Identity theft cyber crimes are evolving, according to Nationwide, and many people may have never heard of juice jacking, QR code scanning or form jacking, according to respondents of the latest Agency Forward survey conducted by the Ohio-based insurer.
Of those surveyed, 81 percent are concerned about the risk of identity theft and 82 percent are concerned about the use of artificial intelligence (AI) to steal someone’s identity.
Identity theft is now considered a part of modern day life, according to 74 percent of respondents, with 82 percent saying it would be difficult to recover.
“If you have ID theft coverage it will make your recovery process much easier and give you access to an entire team of resolution and cyber risk specialists,” said Beth Riczko, Nationwide’s president P&C Personal Lines.
Only 20 percent of those surveyed currently have ID theft insurance coverage in place.
Survey respondents were more familiar with phishing (73 percent), fake job/lottery/prize scam (66 percent), website impersonation + public Wi-Fi hacking (59 percent); and less familiar with form jacking (43 percent), QR code scam (38 percent) and juice jacking (35 percent).
Juice jacking, according to the Michigan Department of Attorney General, is a type of cyber attack where data is stolen from a smartphone, tablet or another electronic device while being charged at a public charging kiosk. This happens when hackers install and hide a skimming device inside the USB ports of the kiosk.
According to a January 2022 FBI alert, identity theft involving QR codes occurs when legitimate codes are replaced with malicious codes which then direct victims to a malicious site, prompting a request for login and financial information. “Malicious QR codes may contain embedded malware, allowing a criminal to gain access to the victim’s mobile device and steal the victim’s location as well as personal and financial information,” the alert stated.
When phones are plugged in to charge, the skimming device transfers data to or from the phone. It can install malware, lock the phone or steal personal data. It provides access to sensitive information such as passwords and other credentials, credit card and bank account numbers, and contacts.
Criminals will also intentionally leave charging cables at the kiosk or pass them out as a promotional gift. These cables may also be infected with malware that will download to the device when connected.
While recognizing the risk of identity theft, some still engage in unsafe habits.
Of those surveyed, 91 percent reported monitoring their financial accounts and securing Wi-Fi with strong passwords, and 88 percent are updating devices with security software.
While only 48 percent reported using a VPN on public Wi-Fi, 42 percent said they subscribe to an ID theft monitoring service and just 22 percent subscribe to a dark web monitoring service.
Even more concerning, 54 percent use the same password on multiple sites, 39 percent use QR codes to make purchases/view menus, and 37 percent share personal information over the phone.

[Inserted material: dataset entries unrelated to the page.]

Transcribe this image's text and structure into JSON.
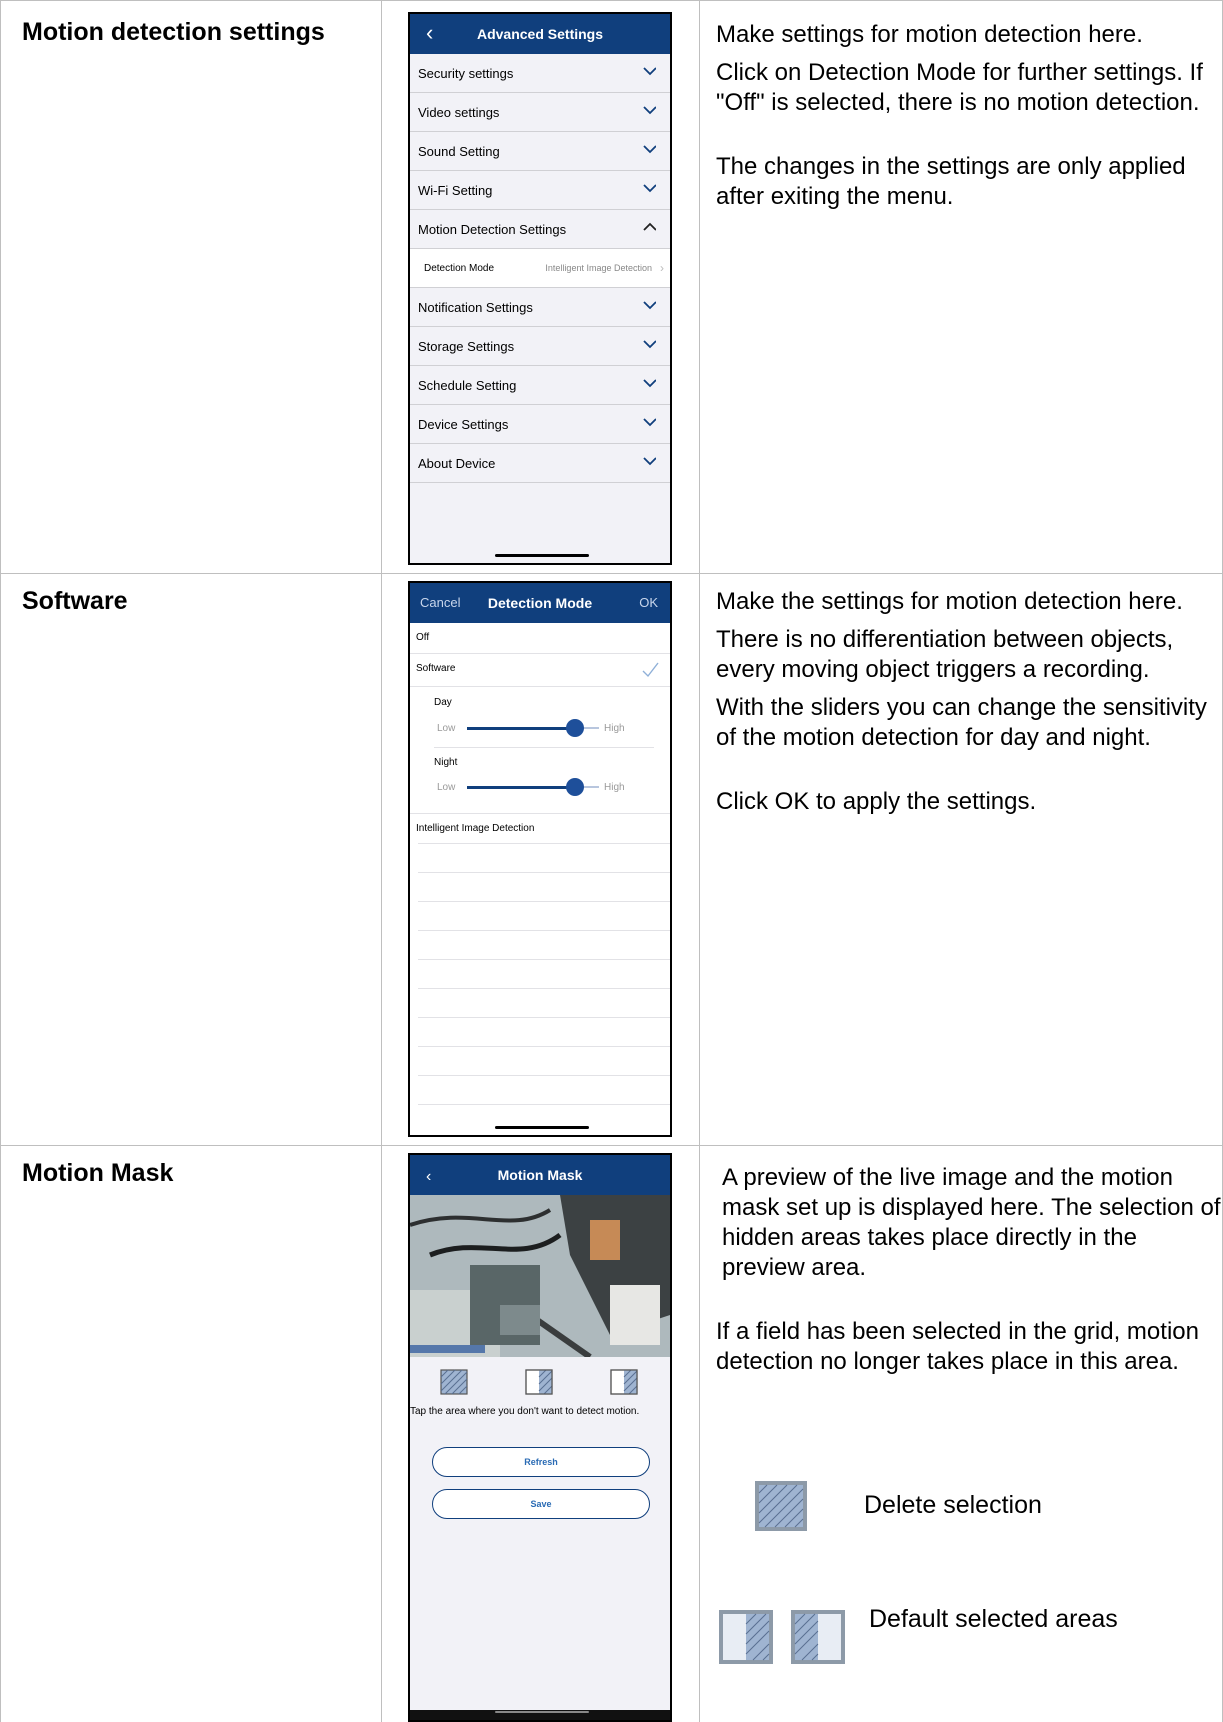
{
  "rows": [
    {
      "title": "Motion detection settings",
      "description": [
        "Make settings for motion detection here.",
        "Click on Detection Mode for further settings. If \"Off\" is selected, there is no motion detection.",
        "The changes in the settings are only applied after exiting the menu."
      ]
    },
    {
      "title": "Software",
      "description": [
        "Make the settings for motion detection here.",
        "There is no differentiation between objects, every moving object triggers a recording.",
        "With the sliders you can change the sensitivity of the motion detection for day and night.",
        "Click OK to apply the settings."
      ]
    },
    {
      "title": "Motion Mask",
      "description": [
        "A preview of the live image and the motion mask set up is displayed here. The selection of hidden areas takes place directly in the preview area.",
        "If a field has been selected in the grid, motion detection no longer takes place in this area."
      ],
      "legend": {
        "delete": "Delete selection",
        "default": "Default selected areas"
      }
    }
  ],
  "advanced": {
    "title": "Advanced Settings",
    "items": [
      "Security settings",
      "Video settings",
      "Sound Setting",
      "Wi-Fi Setting",
      "Motion Detection Settings",
      "Notification Settings",
      "Storage Settings",
      "Schedule Setting",
      "Device Settings",
      "About Device"
    ],
    "sub_label": "Detection Mode",
    "sub_value": "Intelligent Image Detection"
  },
  "detection": {
    "cancel": "Cancel",
    "title": "Detection Mode",
    "ok": "OK",
    "off": "Off",
    "software": "Software",
    "day": "Day",
    "night": "Night",
    "low": "Low",
    "high": "High",
    "intelligent": "Intelligent Image Detection",
    "day_level": 0.82,
    "night_level": 0.82
  },
  "mask": {
    "title": "Motion Mask",
    "hint": "Tap the area where you don't want to detect motion.",
    "refresh": "Refresh",
    "save": "Save"
  },
  "colors": {
    "header": "#103f7d",
    "accent": "#2a6bb4"
  }
}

A minority of respondents (20 percent) said they currently have ID theft insurance, and of those that don’t, 62 percent would be willing to spend up to $49 a month on ID protection.
For those who don’t yet have the coverage, 38 percent said they don’t know enough about it, 35 percent think it’s too expensive and 29 percent think they take enough precautions to reduce their risk of identity theft.
More than half of the respondents (52 percent) are also under the mistaken impression that separate policies are needed for each family member, while 48 percent think a lawyer must be hired when ID theft occurs.
“You can protect your digital identity for a lot less than you think — about $4 a month. Many people don’t even realize their home/auto insurer would provide this type of coverage — and the coverage has some really good features,” said Riczko.